À Abuja, le président de la Banque africaine de développement appelle le continent à transformer ses ressources pour bâtir une croissance souveraine et durable.
Dans un contexte mondial tendu, où les financements internationaux se raréfient et les barrières commerciales se renforcent, Akinwumi Adesina, président de la Banque africaine de développement (BAD), a lancé un message clair : l’Afrique doit cesser de tendre la main et apprendre à compter sur elle-même.
Depuis la tribune de l’Université ouverte nationale du Nigéria (NOUN), à l’occasion de sa 14e cérémonie de remise des diplômes, Adesina a dessiné les contours d’un développement économique libéré de la logique de dépendance. « Le modèle basé sur l’aide est obsolète. La bienveillance n’est pas une classe d’actifs », a-t-il déclaré, appelant à une discipline budgétaire rigoureuse, des investissements ciblés et une exploitation intelligente du potentiel africain.
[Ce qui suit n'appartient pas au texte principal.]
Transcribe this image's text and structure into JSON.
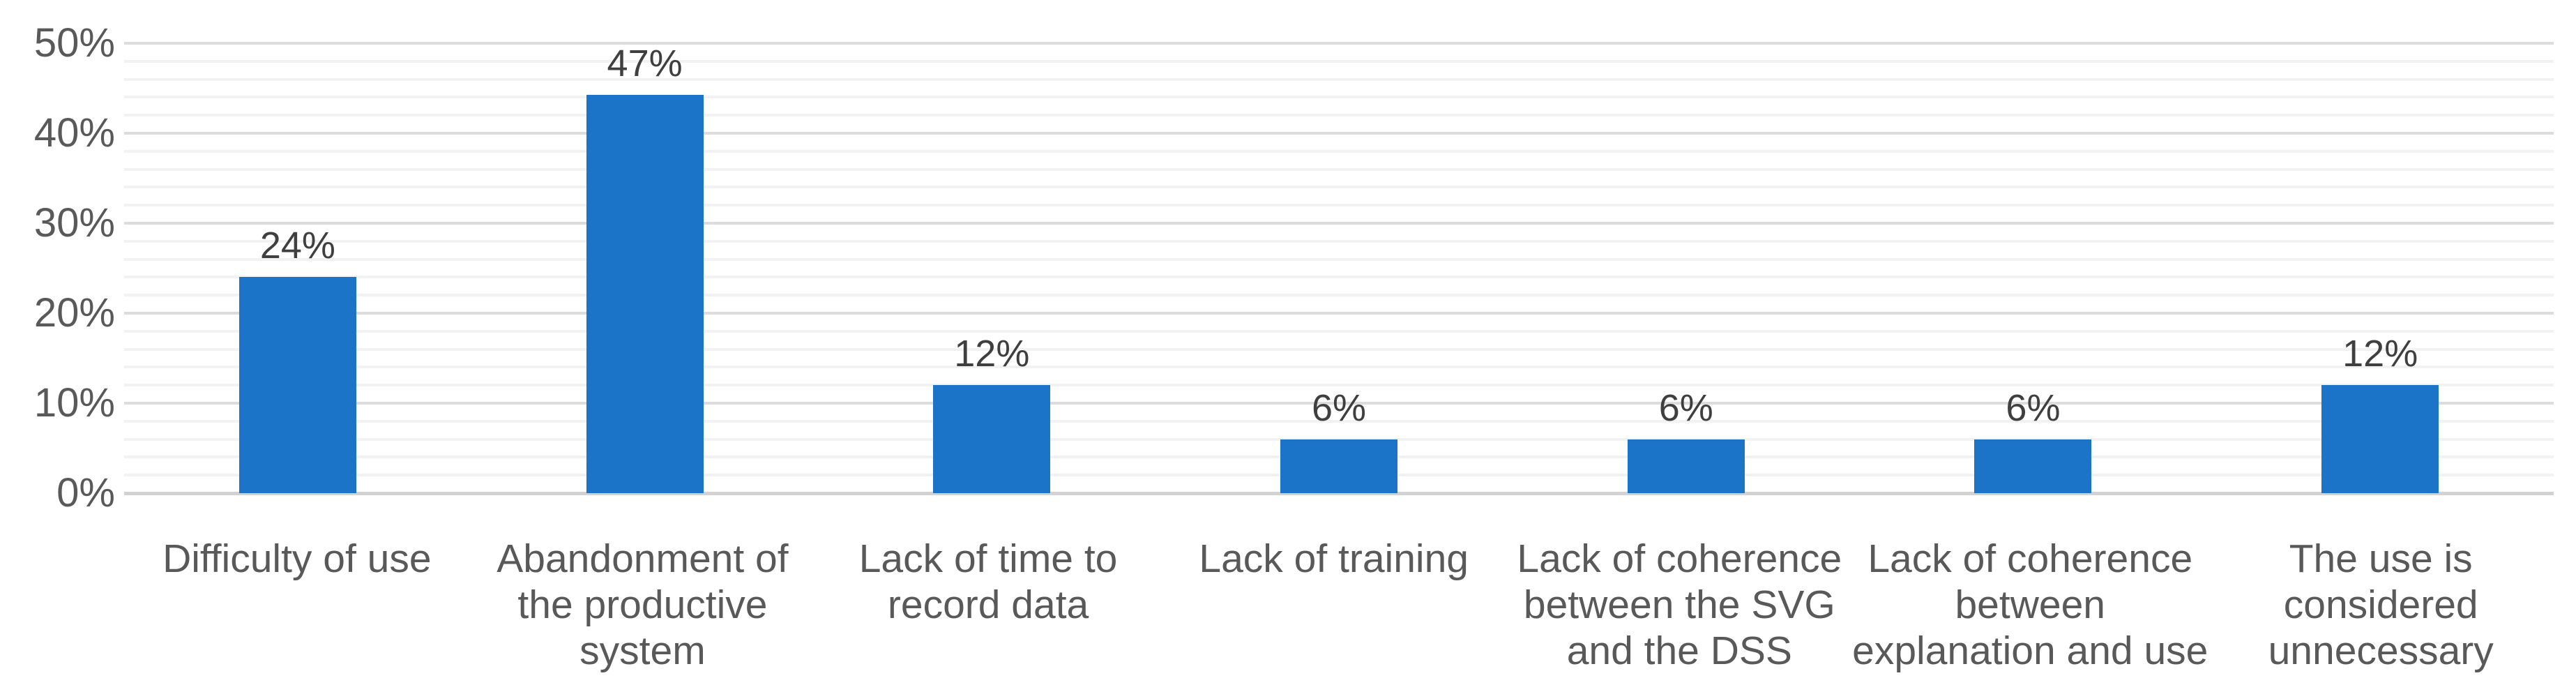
{
  "chart_data": {
    "type": "bar",
    "title": "",
    "xlabel": "",
    "ylabel": "",
    "categories": [
      "Difficulty of use",
      "Abandonment of the productive system",
      "Lack of time to record data",
      "Lack of training",
      "Lack of coherence between the SVG and the DSS",
      "Lack of coherence between explanation and use",
      "The use is considered unnecessary"
    ],
    "category_label_lines": [
      [
        "Difficulty of use"
      ],
      [
        "Abandonment of",
        "the productive",
        "system"
      ],
      [
        "Lack of time to",
        "record data"
      ],
      [
        "Lack of training"
      ],
      [
        "Lack of coherence",
        "between the SVG",
        "and the DSS"
      ],
      [
        "Lack of coherence",
        "between",
        "explanation and use"
      ],
      [
        "The use is",
        "considered",
        "unnecessary"
      ]
    ],
    "values": [
      24,
      47,
      12,
      6,
      6,
      6,
      12
    ],
    "data_labels": [
      "24%",
      "47%",
      "12%",
      "6%",
      "6%",
      "6%",
      "12%"
    ],
    "ylim": [
      0,
      50
    ],
    "y_ticks": [
      "0%",
      "10%",
      "20%",
      "30%",
      "40%",
      "50%"
    ],
    "y_major_step": 10,
    "y_minor_step": 2,
    "grid": "horizontal, major every 10% and minor every 2%",
    "legend": "none",
    "colors": {
      "bar": "#1B74C8",
      "major_gridline": "#DCDCDC",
      "minor_gridline": "#F2F2F2",
      "baseline": "#D2D2D2",
      "tick_label": "#595959",
      "category_label": "#595959",
      "data_label": "#3F3F3F",
      "background": "#FFFFFF"
    }
  }
}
ZLECAf, industrialisation et souveraineté économique
Pour Adesina, l’accélération de la Zone de libre-échange continentale africaine (ZLECAf) est une condition sine qua non à l’émergence du continent. Produire localement, consommer africain, échanger sans barrières : telle est la triple priorité qu’il appelle à graver dans le marbre des politiques publiques.
Mais l’enjeu dépasse les simples flux commerciaux. Il s’agit de transformer l’économie de rente en une économie de création de valeur. « Ce que l’Afrique produit doit être transformé ici. L’exportation de matières premières brutes est une route directe vers la pauvreté. À l’inverse, la transformation locale est l’autoroute vers la richesse », a-t-il martelé. Une vision qui appelle une refonte des chaînes de valeur dans les secteurs du pétrole, du gaz, des métaux stratégiques et de l’agriculture.
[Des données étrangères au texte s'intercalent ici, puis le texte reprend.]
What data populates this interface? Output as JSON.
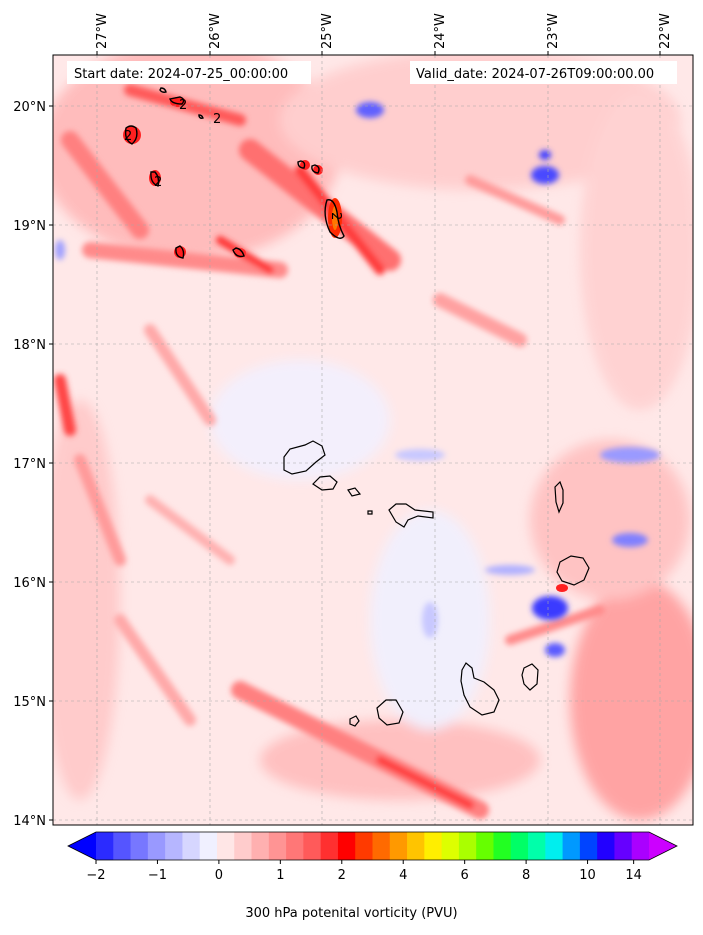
{
  "map": {
    "start_label": "Start date: 2024-07-25_00:00:00",
    "valid_label": "Valid_date: 2024-07-26T09:00:00.00",
    "lon_labels": [
      "27°W",
      "26°W",
      "25°W",
      "24°W",
      "23°W",
      "22°W"
    ],
    "lat_labels": [
      "20°N",
      "19°N",
      "18°N",
      "17°N",
      "16°N",
      "15°N",
      "14°N"
    ],
    "contour_label": "2"
  },
  "colorbar": {
    "title": "300 hPa potenital vorticity (PVU)",
    "tick_labels": [
      "−2",
      "−1",
      "0",
      "1",
      "2",
      "4",
      "6",
      "8",
      "10",
      "14"
    ],
    "colors": [
      "#0000ff",
      "#2b2bff",
      "#5555ff",
      "#7777ff",
      "#9999ff",
      "#b6b6ff",
      "#d6d6ff",
      "#f0f0ff",
      "#ffe6e6",
      "#ffcccc",
      "#ffb0b0",
      "#ff9494",
      "#ff7777",
      "#ff5a5a",
      "#ff3030",
      "#ff0000",
      "#ff3a00",
      "#ff6a00",
      "#ff9900",
      "#ffc400",
      "#ffee00",
      "#ddff00",
      "#aaff00",
      "#66ff00",
      "#22ff22",
      "#00ff66",
      "#00ffaa",
      "#00eeee",
      "#0099ff",
      "#0044ff",
      "#2200ff",
      "#6600ff",
      "#aa00ff",
      "#cc00ff"
    ]
  }
}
Redéfinir la richesse, repenser la dette
Autre pilier de sa stratégie : recalculer le PIB africain pour y intégrer la valeur du capital naturel, aujourd’hui largement ignorée. Ce nouveau cadre vise à améliorer les notations de crédit, alléger les ratios d’endettement, et renforcer l’accès aux marchés financiers.
Adesina ne s’arrête pas aux principes. Sous sa direction, la BAD a mis en place un éventail d’instruments concrets : mécanismes de refinancement de la dette, obligations pour zones à risque, valorisation du « risque africain », et un vaste programme d’adaptation climatique doté de 25 milliards de dollars.
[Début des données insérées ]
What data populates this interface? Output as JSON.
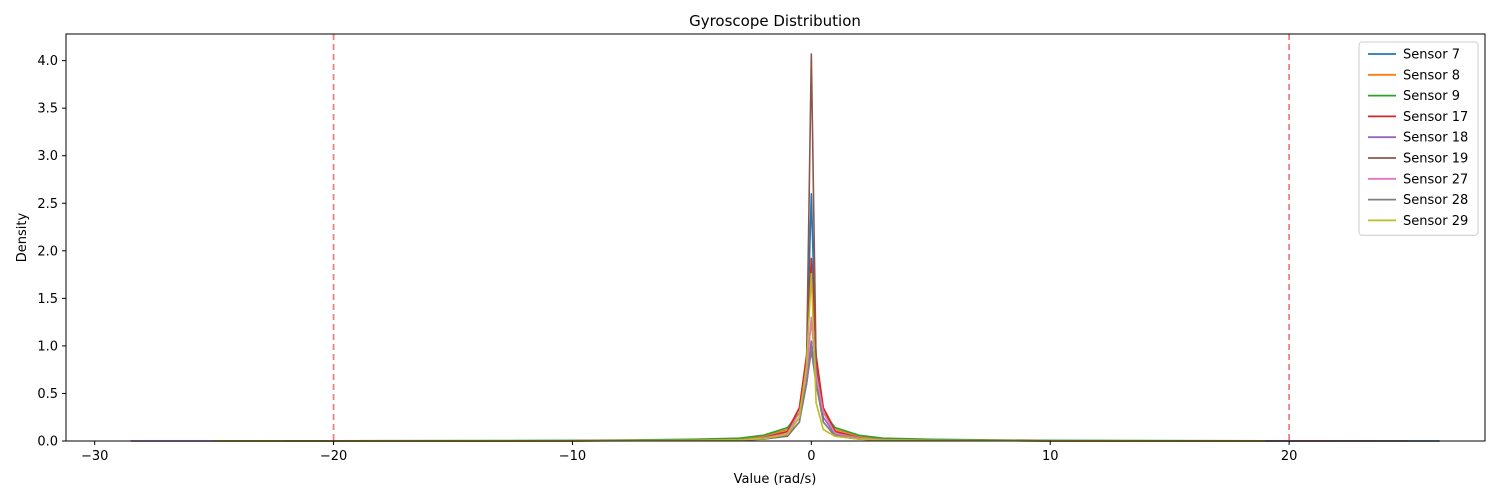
{
  "chart_data": {
    "type": "line",
    "title": "Gyroscope Distribution",
    "xlabel": "Value (rad/s)",
    "ylabel": "Density",
    "xlim": [
      -31.2,
      28.2
    ],
    "ylim": [
      0,
      4.28
    ],
    "xticks": [
      -30,
      -20,
      -10,
      0,
      10,
      20
    ],
    "xtick_labels": [
      "−30",
      "−20",
      "−10",
      "0",
      "10",
      "20"
    ],
    "yticks": [
      0,
      0.5,
      1.0,
      1.5,
      2.0,
      2.5,
      3.0,
      3.5,
      4.0
    ],
    "ytick_labels": [
      "0.0",
      "0.5",
      "1.0",
      "1.5",
      "2.0",
      "2.5",
      "3.0",
      "3.5",
      "4.0"
    ],
    "grid": false,
    "legend_position": "top-right",
    "reference_lines": [
      {
        "x": -20,
        "color": "#f08080",
        "style": "dashed"
      },
      {
        "x": 20,
        "color": "#f08080",
        "style": "dashed"
      }
    ],
    "series": [
      {
        "name": "Sensor 7",
        "color": "#1f77b4",
        "x": [
          -28.5,
          -20,
          -10,
          -5,
          -3,
          -2,
          -1,
          -0.5,
          -0.2,
          0,
          0.2,
          0.5,
          1,
          2,
          3,
          5,
          10,
          20,
          26.3
        ],
        "y": [
          0,
          0,
          0.003,
          0.01,
          0.02,
          0.04,
          0.1,
          0.3,
          0.8,
          2.6,
          0.8,
          0.3,
          0.1,
          0.04,
          0.02,
          0.01,
          0.003,
          0,
          0
        ]
      },
      {
        "name": "Sensor 8",
        "color": "#ff7f0e",
        "x": [
          -25,
          -20,
          -10,
          -5,
          -3,
          -2,
          -1,
          -0.5,
          -0.2,
          0,
          0.2,
          0.5,
          1,
          2,
          3,
          5,
          10,
          20,
          24
        ],
        "y": [
          0,
          0,
          0.003,
          0.01,
          0.02,
          0.05,
          0.12,
          0.35,
          0.8,
          1.25,
          0.8,
          0.35,
          0.12,
          0.05,
          0.02,
          0.01,
          0.003,
          0,
          0
        ]
      },
      {
        "name": "Sensor 9",
        "color": "#2ca02c",
        "x": [
          -25,
          -20,
          -10,
          -7,
          -5,
          -3,
          -2,
          -1,
          -0.5,
          -0.2,
          0,
          0.2,
          0.5,
          1,
          2,
          3,
          5,
          10,
          20,
          25
        ],
        "y": [
          0,
          0.002,
          0.006,
          0.012,
          0.018,
          0.03,
          0.06,
          0.14,
          0.3,
          0.6,
          1.05,
          0.6,
          0.3,
          0.14,
          0.06,
          0.03,
          0.018,
          0.006,
          0.002,
          0
        ]
      },
      {
        "name": "Sensor 17",
        "color": "#d62728",
        "x": [
          -22,
          -20,
          -10,
          -5,
          -3,
          -2,
          -1,
          -0.5,
          -0.2,
          0,
          0.2,
          0.5,
          1,
          2,
          3,
          5,
          10,
          20,
          22
        ],
        "y": [
          0,
          0,
          0.002,
          0.008,
          0.015,
          0.03,
          0.1,
          0.35,
          0.9,
          1.92,
          0.9,
          0.35,
          0.1,
          0.03,
          0.015,
          0.008,
          0.002,
          0,
          0
        ]
      },
      {
        "name": "Sensor 18",
        "color": "#9467bd",
        "x": [
          -22,
          -20,
          -10,
          -5,
          -3,
          -2,
          -1,
          -0.5,
          -0.2,
          0,
          0.2,
          0.5,
          1,
          2,
          3,
          5,
          10,
          20,
          22
        ],
        "y": [
          0,
          0,
          0.002,
          0.006,
          0.012,
          0.025,
          0.07,
          0.25,
          0.6,
          1.05,
          0.6,
          0.25,
          0.07,
          0.025,
          0.012,
          0.006,
          0.002,
          0,
          0
        ]
      },
      {
        "name": "Sensor 19",
        "color": "#8c564b",
        "x": [
          -22,
          -20,
          -10,
          -5,
          -3,
          -2,
          -1,
          -0.5,
          -0.2,
          0,
          0.2,
          0.5,
          1,
          2,
          3,
          5,
          10,
          20,
          22
        ],
        "y": [
          0,
          0,
          0.002,
          0.006,
          0.012,
          0.02,
          0.05,
          0.2,
          0.8,
          4.07,
          0.8,
          0.2,
          0.05,
          0.02,
          0.012,
          0.006,
          0.002,
          0,
          0
        ]
      },
      {
        "name": "Sensor 27",
        "color": "#e377c2",
        "x": [
          -28.5,
          -20,
          -10,
          -5,
          -3,
          -2,
          -1,
          -0.5,
          -0.2,
          0,
          0.2,
          0.5,
          1,
          2,
          3,
          5,
          10,
          20,
          25
        ],
        "y": [
          0,
          0,
          0.002,
          0.008,
          0.015,
          0.03,
          0.08,
          0.3,
          0.7,
          1.3,
          0.7,
          0.3,
          0.08,
          0.03,
          0.015,
          0.008,
          0.002,
          0,
          0
        ]
      },
      {
        "name": "Sensor 28",
        "color": "#7f7f7f",
        "x": [
          -22,
          -20,
          -10,
          -5,
          -3,
          -2,
          -1,
          -0.5,
          -0.2,
          0,
          0.2,
          0.5,
          1,
          2,
          3,
          5,
          10,
          20,
          26.3
        ],
        "y": [
          0,
          0,
          0.002,
          0.005,
          0.01,
          0.02,
          0.06,
          0.2,
          0.6,
          0.95,
          0.6,
          0.2,
          0.06,
          0.02,
          0.01,
          0.005,
          0.002,
          0,
          0
        ]
      },
      {
        "name": "Sensor 29",
        "color": "#bcbd22",
        "x": [
          -25,
          -20,
          -10,
          -5,
          -3,
          -2,
          -1,
          -0.5,
          -0.2,
          0,
          0.2,
          0.5,
          1,
          2,
          3,
          5,
          10,
          19
        ],
        "y": [
          0,
          0,
          0.002,
          0.006,
          0.012,
          0.025,
          0.07,
          0.25,
          0.8,
          1.76,
          0.4,
          0.12,
          0.05,
          0.02,
          0.01,
          0.005,
          0.002,
          0
        ]
      }
    ]
  }
}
Démographie, éducation, numérique : le trio clé de demain
D’ici 2050, l’Afrique comptera près de 2,4 milliards d’habitants, dont une majorité de jeunes de moins de 35 ans. Adesina y voit une immense réserve d’énergie, mais uniquement si le continent investit massivement dans l’éducation et la formation numérique. Sans cela, la jeunesse africaine pourrait devenir un poids plutôt qu’un moteur.
En recevant un doctorat honorifique de la NOUN aujourd’hui la plus grande université d’enseignement à distance d’Afrique le président de la BAD s’est vu saluer pour sa « vision transformatrice » et son action concrète. Sous son mandat, le capital de la Banque est passé de 93 à 318 milliards de dollars, tout en renforçant sa crédibilité internationale.
L’Afrique au carrefour de son histoire
Le message d’Adesina est sans ambiguïté : l’Afrique n’a plus le luxe de la résignation. Dans un monde où les règles changent, elle doit écrire les siennes, non pas en opposition, mais en affirmant sa valeur propre. Loin de l’assistanat, il propose une trajectoire d’ambition, de rigueur et de confiance en soi.
Si cette voie est exigeante, elle est aussi, selon lui, la seule capable de redonner au continent sa place légitime dans l’histoire économique du XXIe siècle.